Я-то ничего не говорю, слушаю, головой киваю, а он уже про то, как детей рбстить будем, как счастливыми становиться будем, про то, что он меня грамоте обучит, а если я только захочу — в Москву поедем, его до сих пор, говорит, зовут… Я и говорю ему.
— Боюсь, — говорю, — в Москву, завезешь еще да и бросишь…

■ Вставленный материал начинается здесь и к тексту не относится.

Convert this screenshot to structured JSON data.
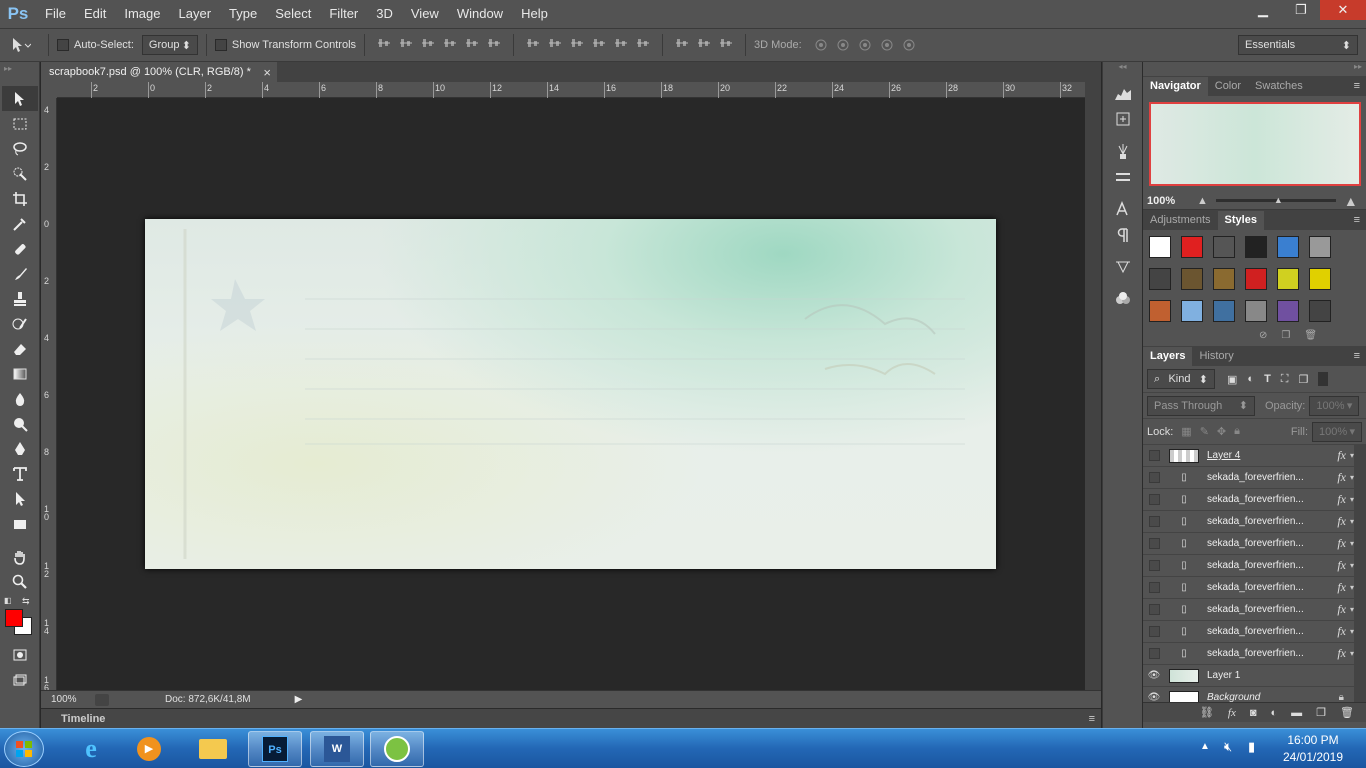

Он как остановится да так на меня смотрит. Потом обнял нежно, поцеловал в губы в первый раз, да во второй, да в третий. Вот и до сих пор помню, где это было. На мостике, за водокачкой. Хоть и сейчас покажу, честное слово. Ну и пропала я. Тут вскорости — и свадьба.
Присылает сватов. Мишка ни в какую.
— Не отдам, — говорит. — Только жить начал, опять делиться, нищим оставаться, опять ни с чем.
С ним и так и эдак. Ни в какую. Дядья его стыдят, что же ты делаешь, брат ты старший, ведешь себя хуже врага! Ты ведь, говорят, должен, наоборот, девке все сделать, чтобы она в празднике жить начала, а не в слезах! Он ни в какую!
Ничего не отдам!
Дядья говорят:
— Миша, ты же ее флигель продал, сукин ты сын, да как же тебе не совестно!
— Не совестно, — говорит он.
И вот таким был всегда. Если видит, что не его правда, так и убить может, только чтобы на своем поставить. Хоть ты ему говори, хоть не говори. Да. Пошла я на разговор с ним. Захожу, сидит. Говорю ему, мол, Миша, если не отдашь полюбовно, ведь судиться будем.
— Будем, — говорит,
— Да я ведь не хочу судиться, — говорю я ему.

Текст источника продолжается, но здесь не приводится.